We cannot afford to push any more teachers over state lines or back into the ranks of bank tellers and insurance salesman.
Reforming Our Overall Tax Structure
We need to eliminate as many tax breaks as possible, especially for our smaller industries and producers, and go to a tax rebate system based on production and growth. Asking business to produce and then be rewarded is a more productive way. This will help stop the bleeding while still allowing for pro-business incentives. This is important because Oklahoma's tax breaks have more than doubled since 2010 and now cost nearly $760M. Here is a full breakdown.
Also, our growing and virtually unaltered sales tax exemptions total billions in lost revenue every year and we must do something to curb the damage. Our economy has changed and it is time that our tax structure reflect the change while still allowing for our core services to be at least decently funded.
Overall Health and Mental Health Reform
Oklahoma is among the worst in the nation at submitting mental health records, which is great for gun-buyer background checks. I am not okay with that, as you can already basically buy a tank with your lunch ID card in our state. I'm a gun guy and have been all my life, so I don't want to start the rants, but I do care about the safety of my family and my children. That is also why I hope that we can find a way to improve our mental health services.

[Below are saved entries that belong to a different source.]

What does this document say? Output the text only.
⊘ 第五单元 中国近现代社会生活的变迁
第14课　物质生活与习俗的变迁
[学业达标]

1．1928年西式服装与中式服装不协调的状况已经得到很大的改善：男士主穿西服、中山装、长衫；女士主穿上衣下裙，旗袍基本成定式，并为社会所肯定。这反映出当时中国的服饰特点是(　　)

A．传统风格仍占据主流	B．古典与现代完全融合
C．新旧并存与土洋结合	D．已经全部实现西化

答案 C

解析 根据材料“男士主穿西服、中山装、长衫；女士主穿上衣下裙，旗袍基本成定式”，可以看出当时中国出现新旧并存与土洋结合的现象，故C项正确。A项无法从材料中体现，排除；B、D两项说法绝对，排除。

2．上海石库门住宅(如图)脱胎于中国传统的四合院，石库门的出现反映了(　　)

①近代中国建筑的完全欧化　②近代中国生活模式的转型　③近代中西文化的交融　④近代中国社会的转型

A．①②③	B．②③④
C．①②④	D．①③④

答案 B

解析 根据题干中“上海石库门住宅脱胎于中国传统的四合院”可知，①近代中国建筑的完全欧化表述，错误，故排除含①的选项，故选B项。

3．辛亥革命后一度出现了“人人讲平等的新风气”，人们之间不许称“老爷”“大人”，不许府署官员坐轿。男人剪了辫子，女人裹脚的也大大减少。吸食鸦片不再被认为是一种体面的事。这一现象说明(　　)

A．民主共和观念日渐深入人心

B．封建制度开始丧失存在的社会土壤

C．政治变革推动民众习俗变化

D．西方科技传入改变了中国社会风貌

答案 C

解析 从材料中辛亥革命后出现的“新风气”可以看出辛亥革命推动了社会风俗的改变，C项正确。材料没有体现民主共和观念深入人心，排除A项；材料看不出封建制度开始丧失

Currently, less than half of adult Oklahomans who need mental health services get them, and Oklahoma spends among the least in the nation on its mental health system, despite having the second highest rate of adults with serious mental illness in the United States.

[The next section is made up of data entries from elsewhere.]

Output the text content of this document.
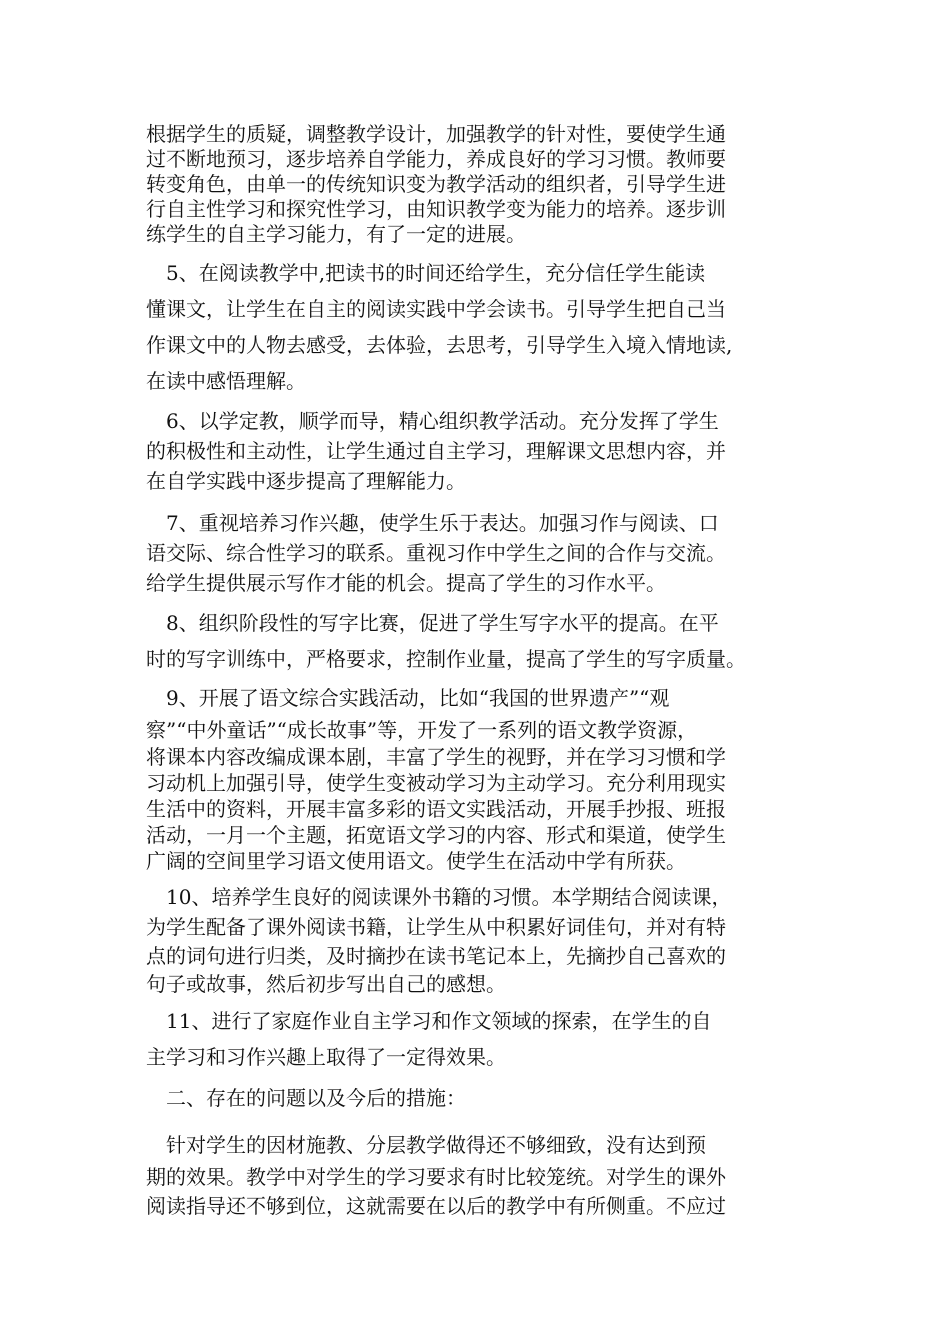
根据学生的质疑，调整教学设计，加强教学的针对性，要使学生通
过不断地预习，逐步培养自学能力，养成良好的学习习惯。教师要
转变角色，由单一的传统知识变为教学活动的组织者，引导学生进
行自主性学习和探究性学习，由知识教学变为能力的培养。逐步训
练学生的自主学习能力，有了一定的进展。
　5、在阅读教学中,把读书的时间还给学生，充分信任学生能读
懂课文，让学生在自主的阅读实践中学会读书。引导学生把自己当
作课文中的人物去感受，去体验，去思考，引导学生入境入情地读,
在读中感悟理解。
　6、以学定教，顺学而导，精心组织教学活动。充分发挥了学生
的积极性和主动性，让学生通过自主学习，理解课文思想内容，并
在自学实践中逐步提高了理解能力。
　7、重视培养习作兴趣，使学生乐于表达。加强习作与阅读、口
语交际、综合性学习的联系。重视习作中学生之间的合作与交流。
给学生提供展示写作才能的机会。提高了学生的习作水平。
　8、组织阶段性的写字比赛，促进了学生写字水平的提高。在平
时的写字训练中，严格要求，控制作业量，提高了学生的写字质量。
　9、开展了语文综合实践活动，比如“我国的世界遗产”“观
察”“中外童话”“成长故事”等，开发了一系列的语文教学资源，
将课本内容改编成课本剧，丰富了学生的视野，并在学习习惯和学
习动机上加强引导，使学生变被动学习为主动学习。充分利用现实
生活中的资料，开展丰富多彩的语文实践活动，开展手抄报、班报
活动，一月一个主题，拓宽语文学习的内容、形式和渠道，使学生
广阔的空间里学习语文使用语文。使学生在活动中学有所获。
　10、培养学生良好的阅读课外书籍的习惯。本学期结合阅读课，
为学生配备了课外阅读书籍，让学生从中积累好词佳句，并对有特
点的词句进行归类，及时摘抄在读书笔记本上，先摘抄自己喜欢的
句子或故事，然后初步写出自己的感想。
　11、进行了家庭作业自主学习和作文领域的探索，在学生的自
主学习和习作兴趣上取得了一定得效果。
　二、存在的问题以及今后的措施：
　针对学生的因材施教、分层教学做得还不够细致，没有达到预
期的效果。教学中对学生的学习要求有时比较笼统。对学生的课外
阅读指导还不够到位，这就需要在以后的教学中有所侧重。不应过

Out of respect for one another in light of several recent incidents, including one involving an elected official, I would hope that we can finally make some progress in this area instead of ignoring it away because you can't refine it and make gas out of it. We ranked in the low 30's in 1990 and have slowly fallen to the bottom of the national rankings in both mental health and overall health, maybe we can inch back up sometime soon. As I pointed out in a 2014 blog, our health rankings are some of the worst in every single category and it is time to do something about it.
My wish is for our elected officials, 'think tanks' and uninformed DOK readers to understand that we currently have a multitude of school choice in Oklahoma. There are currently over 45,000 transfer students statewide that are approved by a 'sending' public school to attend another public school of their choosing. There are 34 charter schools serving over 20,000 students in Oklahoma, 229 private schools serving over 36,500 students, and 5 growing virtual school options for families and students to choose from. We have all of these things already.

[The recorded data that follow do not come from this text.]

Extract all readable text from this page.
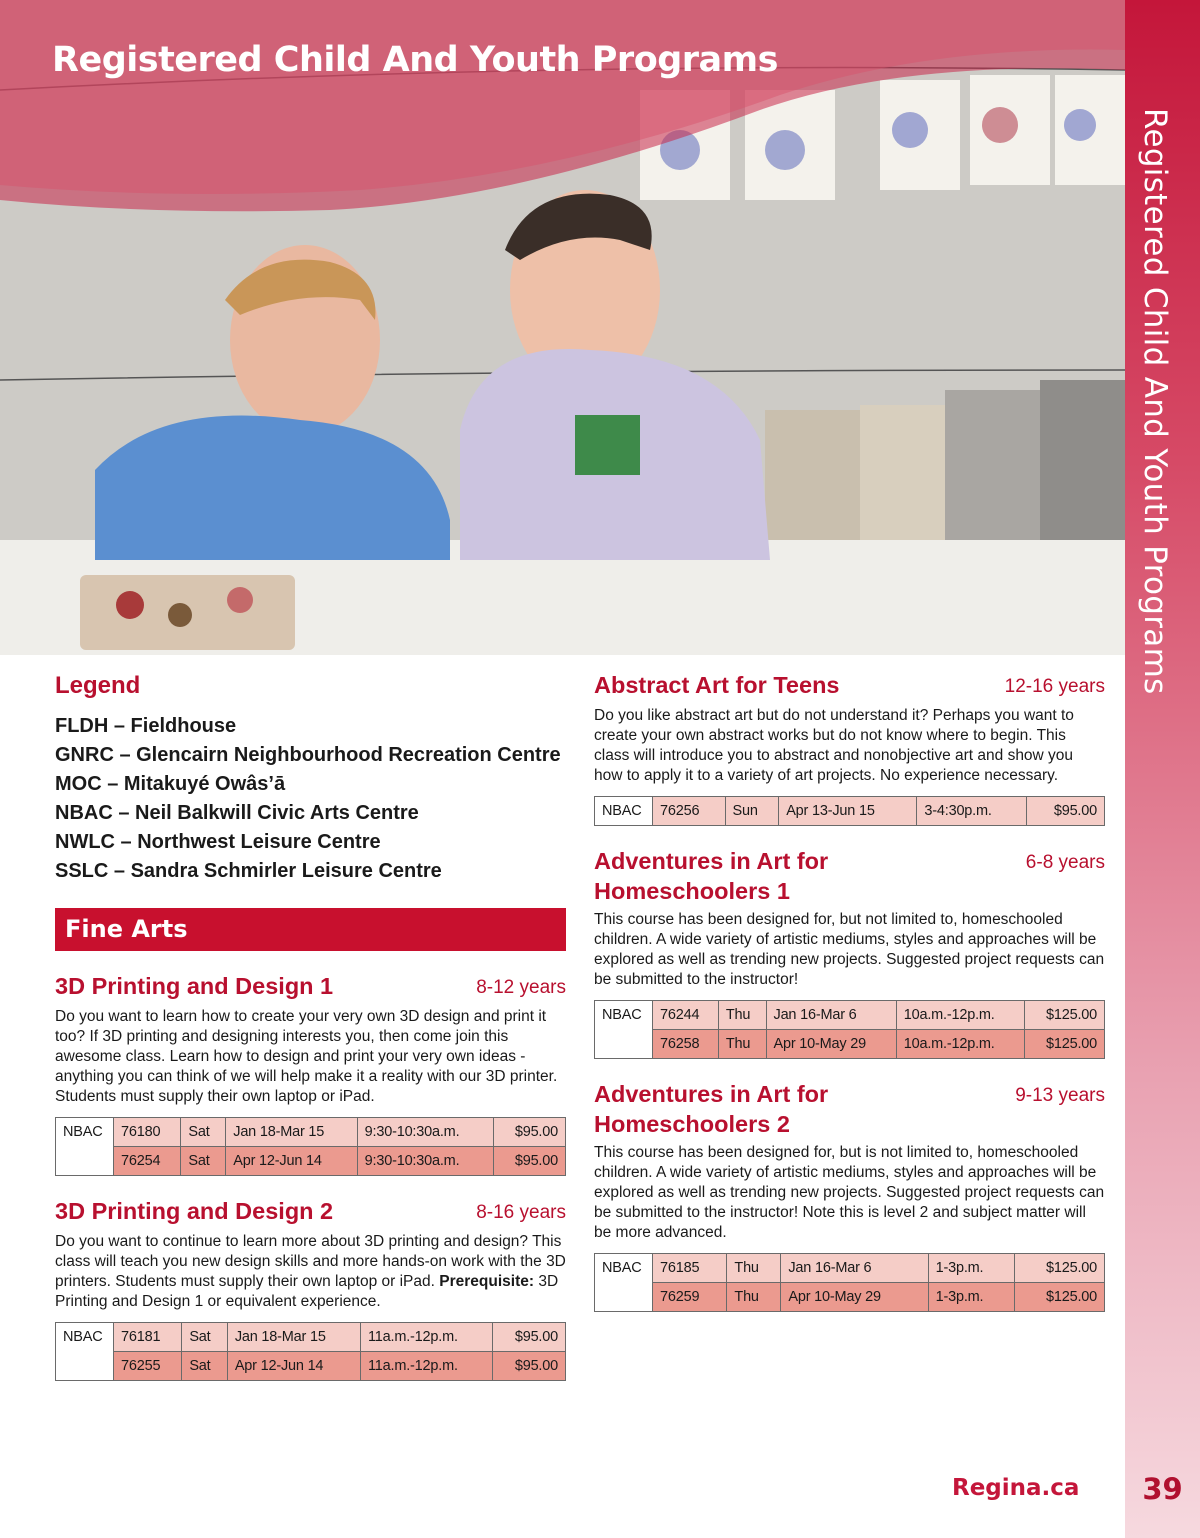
Registered Child And Youth Programs
Registered Child And Youth Programs
Legend
FLDH – Fieldhouse
GNRC – Glencairn Neighbourhood Recreation Centre
MOC – Mitakuyé Owâs’ā
NBAC – Neil Balkwill Civic Arts Centre
NWLC – Northwest Leisure Centre
SSLC – Sandra Schmirler Leisure Centre
Fine Arts
3D Printing and Design 1	8-12 years
Do you want to learn how to create your very own 3D design and print it too? If 3D printing and designing interests you, then come join this awesome class. Learn how to design and print your very own ideas - anything you can think of we will help make it a reality with our 3D printer. Students must supply their own laptop or iPad.
NBAC	76180	Sat	Jan 18-Mar 15	9:30-10:30a.m.	$95.00
	76254	Sat	Apr 12-Jun 14	9:30-10:30a.m.	$95.00
3D Printing and Design 2	8-16 years
Do you want to continue to learn more about 3D printing and design? This class will teach you new design skills and more hands-on work with the 3D printers. Students must supply their own laptop or iPad. Prerequisite: 3D Printing and Design 1 or equivalent experience.
NBAC	76181	Sat	Jan 18-Mar 15	11a.m.-12p.m.	$95.00
	76255	Sat	Apr 12-Jun 14	11a.m.-12p.m.	$95.00
Abstract Art for Teens	12-16 years
Do you like abstract art but do not understand it? Perhaps you want to create your own abstract works but do not know where to begin. This class will introduce you to abstract and nonobjective art and show you how to apply it to a variety of art projects. No experience necessary.
NBAC	76256	Sun	Apr 13-Jun 15	3-4:30p.m.	$95.00
Adventures in Art for
Homeschoolers 1
6-8 years
This course has been designed for, but not limited to, homeschooled children. A wide variety of artistic mediums, styles and approaches will be explored as well as trending new projects. Suggested project requests can be submitted to the instructor!
NBAC	76244	Thu	Jan 16-Mar 6	10a.m.-12p.m.	$125.00
	76258	Thu	Apr 10-May 29	10a.m.-12p.m.	$125.00
Adventures in Art for
Homeschoolers 2
9-13 years
This course has been designed for, but is not limited to, homeschooled children. A wide variety of artistic mediums, styles and approaches will be explored as well as trending new projects. Suggested project requests can be submitted to the instructor! Note this is level 2 and subject matter will be more advanced.
NBAC	76185	Thu	Jan 16-Mar 6	1-3p.m.	$125.00
	76259	Thu	Apr 10-May 29	1-3p.m.	$125.00
Regina.ca	39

We must get past the rhetoric of students and families being 'locked into a school based on geography.' For one, anyone can argue that the years of public school underfunding has led to some our more poor performing schools. You can also effectively argue that our growing child poverty rate is the result of our lack of investment into our citizenry, while instead our focus has been in the virtue of being business-friendly. To place blame on the public school system and draw even more funding out of the already woefully underfunded system is not the answer.
All things being what they are for my personal wish list, I wish everyone a happy, healthy and thoroughly blessed New Year. Pay attention, follow #oklaed, vote and make yourself a better you this year. Our kids need us all to be cooperative and at our best each and every day.